Plaintiff-appellant Susan Grashoff lost her job at McDonald’s in 2016. She applied for and received unemployment benefits beginning in December 2016, and the state’s Department of Workforce Development paid her $373 per week for 24 weekly claims through May 2017.
Grashoff continued to work part time at a local YMCA during that time frame. But according to court records, Grashoff never disclosed her part-time income to the DWD when she submitted claims for unemployment benefits.
The department eventually determined Grashoff knowingly violated the law and needed to pay $11,190, which included the unemployment benefits she received, plus a 25% penalty.
Grashoff filed suit in the United States District Court for the Northern District of Indiana that alleged the sanction violated the Eighth Amendment’s excessive fines clause. The district court rejected that claim and the 7th Circuit affirmed.
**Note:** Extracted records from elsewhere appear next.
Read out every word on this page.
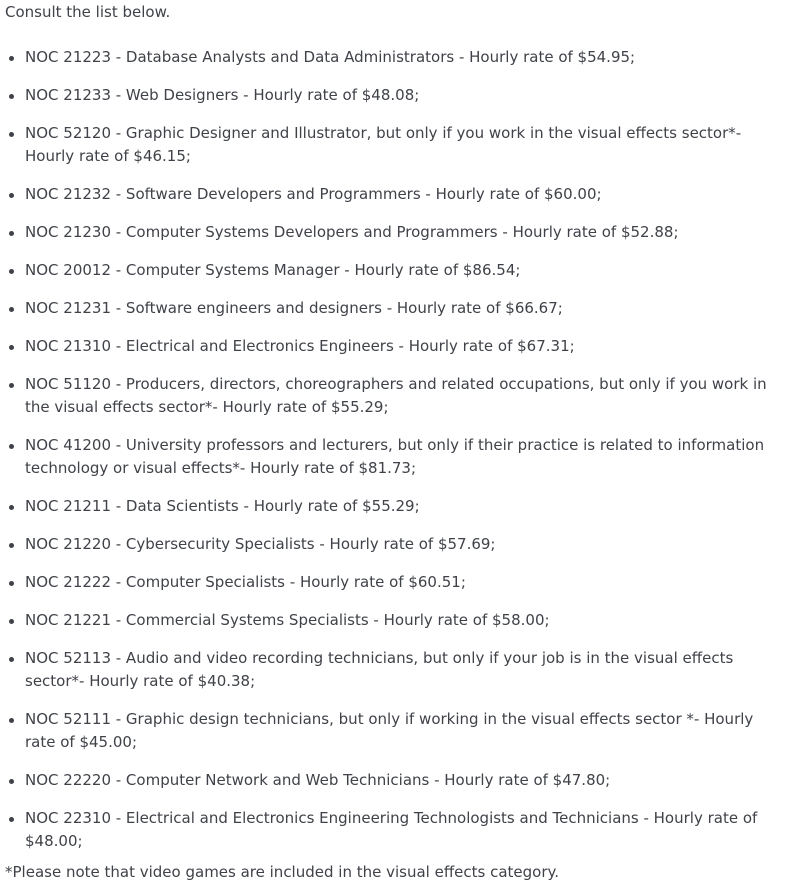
Consult the list below.

NOC 21223 - Database Analysts and Data Administrators - Hourly rate of $54.95;
NOC 21233 - Web Designers - Hourly rate of $48.08;
NOC 52120 - Graphic Designer and Illustrator, but only if you work in the visual effects sector*- Hourly rate of $46.15;
NOC 21232 - Software Developers and Programmers - Hourly rate of $60.00;
NOC 21230 - Computer Systems Developers and Programmers - Hourly rate of $52.88;
NOC 20012 - Computer Systems Manager - Hourly rate of $86.54;
NOC 21231 - Software engineers and designers - Hourly rate of $66.67;
NOC 21310 - Electrical and Electronics Engineers - Hourly rate of $67.31;
NOC 51120 - Producers, directors, choreographers and related occupations, but only if you work in the visual effects sector*- Hourly rate of $55.29;
NOC 41200 - University professors and lecturers, but only if their practice is related to information technology or visual effects*- Hourly rate of $81.73;
NOC 21211 - Data Scientists - Hourly rate of $55.29;
NOC 21220 - Cybersecurity Specialists - Hourly rate of $57.69;
NOC 21222 - Computer Specialists - Hourly rate of $60.51;
NOC 21221 - Commercial Systems Specialists - Hourly rate of $58.00;
NOC 52113 - Audio and video recording technicians, but only if your job is in the visual effects sector*- Hourly rate of $40.38;
NOC 52111 - Graphic design technicians, but only if working in the visual effects sector *- Hourly rate of $45.00;
NOC 22220 - Computer Network and Web Technicians - Hourly rate of $47.80;
NOC 22310 - Electrical and Electronics Engineering Technologists and Technicians - Hourly rate of $48.00;

*Please note that video games are included in the visual effects category.
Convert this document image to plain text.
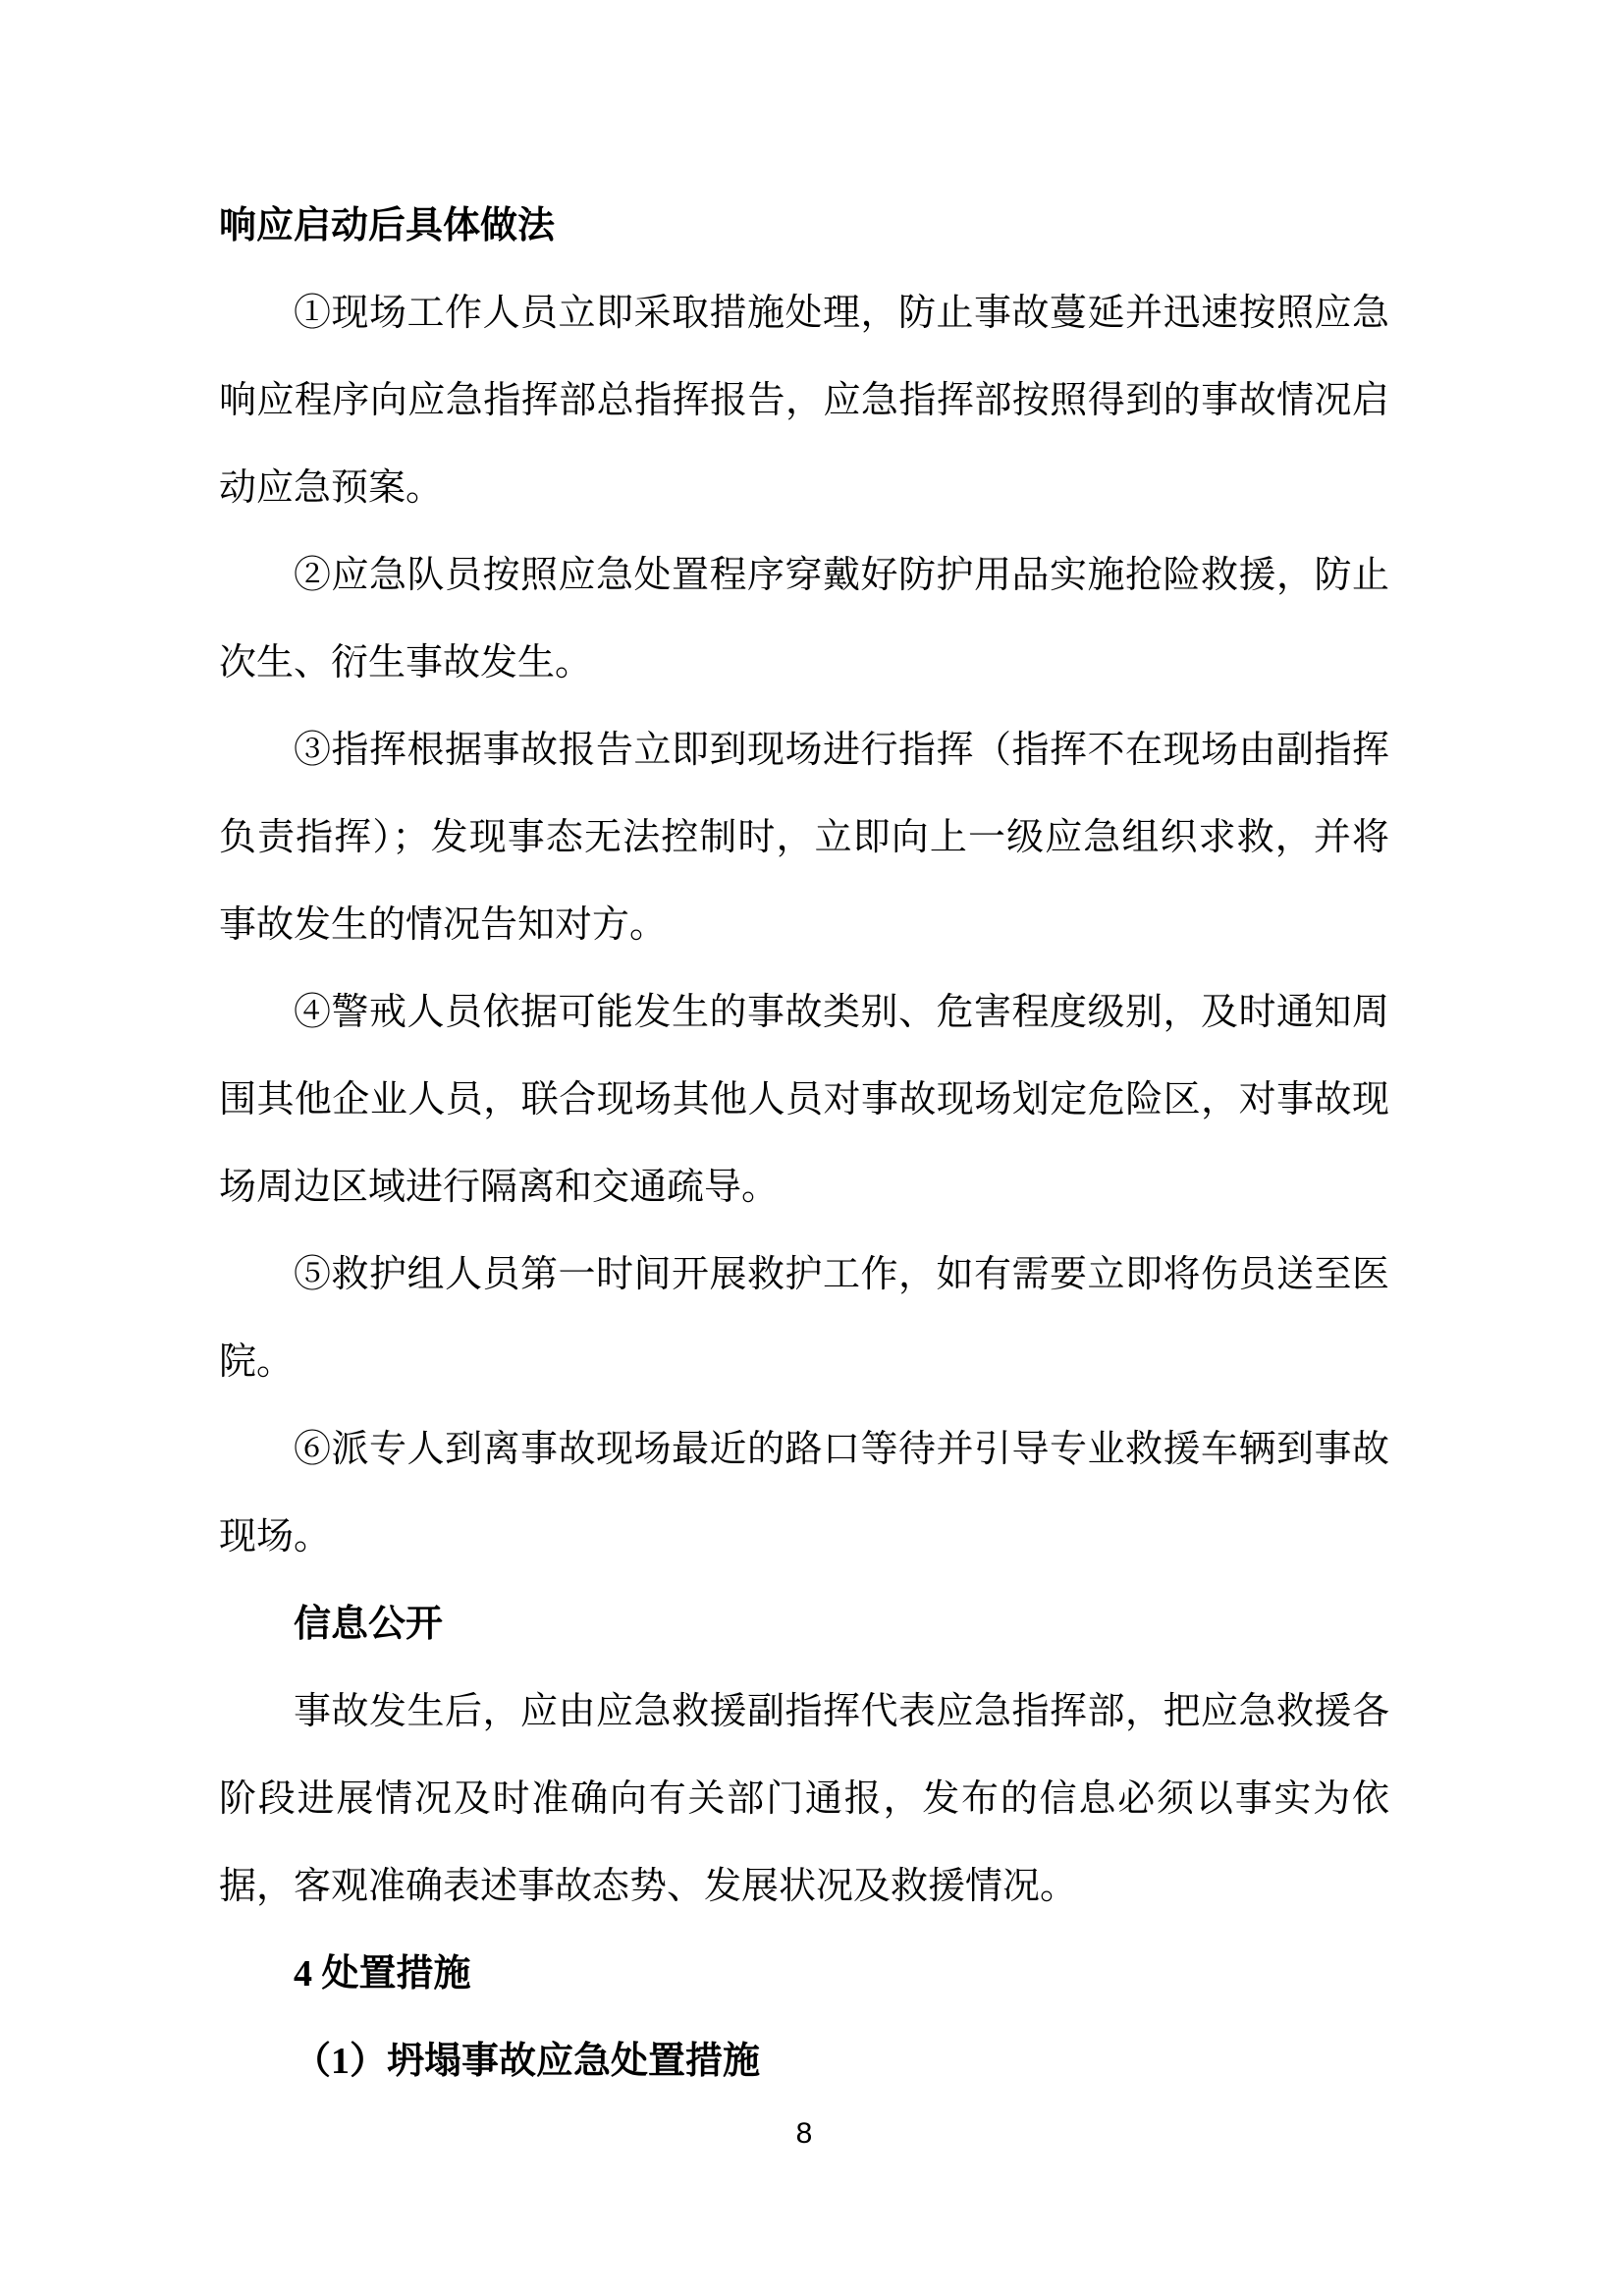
响应启动后具体做法

①现场工作人员立即采取措施处理，防止事故蔓延并迅速按照应急响应程序向应急指挥部总指挥报告，应急指挥部按照得到的事故情况启动应急预案。

②应急队员按照应急处置程序穿戴好防护用品实施抢险救援，防止次生、衍生事故发生。

③指挥根据事故报告立即到现场进行指挥（指挥不在现场由副指挥负责指挥）；发现事态无法控制时，立即向上一级应急组织求救，并将事故发生的情况告知对方。

④警戒人员依据可能发生的事故类别、危害程度级别，及时通知周围其他企业人员，联合现场其他人员对事故现场划定危险区，对事故现场周边区域进行隔离和交通疏导。

⑤救护组人员第一时间开展救护工作，如有需要立即将伤员送至医院。

⑥派专人到离事故现场最近的路口等待并引导专业救援车辆到事故现场。

信息公开

事故发生后，应由应急救援副指挥代表应急指挥部，把应急救援各阶段进展情况及时准确向有关部门通报，发布的信息必须以事实为依据，客观准确表述事故态势、发展状况及救援情况。

4 处置措施
（1）坍塌事故应急处置措施
8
Writing for the appellate court, Chief Judge Diane Sykes said the amount Grashoff had to repay was appropriate and not unconstitutionally excessive.
Sykes noted Grashoff had knowingly failed to disclose her income on 24 applications for public benefits.
“Put another way, on 24 occasions Grashoff knowingly withheld information about her income to obtain a higher benefit from a limited fund meant to support economically vulnerable people in Indiana,” Sykes wrote.
Further, Grashoff’s assertion that her offense constituted a single administrative violation was contradicted by the finding that she knowingly and repeatedly violated the income reporting requirement, the court found.
In her appeal, Grashoff had also argued that the Eighth Amendment inquiry needed to consider her ability to pay.
The court’s opinion stated that the U.S. Supreme Court has declined to address whether a sanctioned person’s financial condition is relevant to the excessiveness inquiry.
The court also noted the DWD had showed evidence that Grashoff had more than $500,000 in a retirement account in 2020 and significant equity on her home.
“Even if her personal circumstances are a relevant factor in the constitutional analysis, she has the ability to pay the sanction,” Sykes concluded.
Judge Michael Scudder and Judge Thomas Kirsch concurred.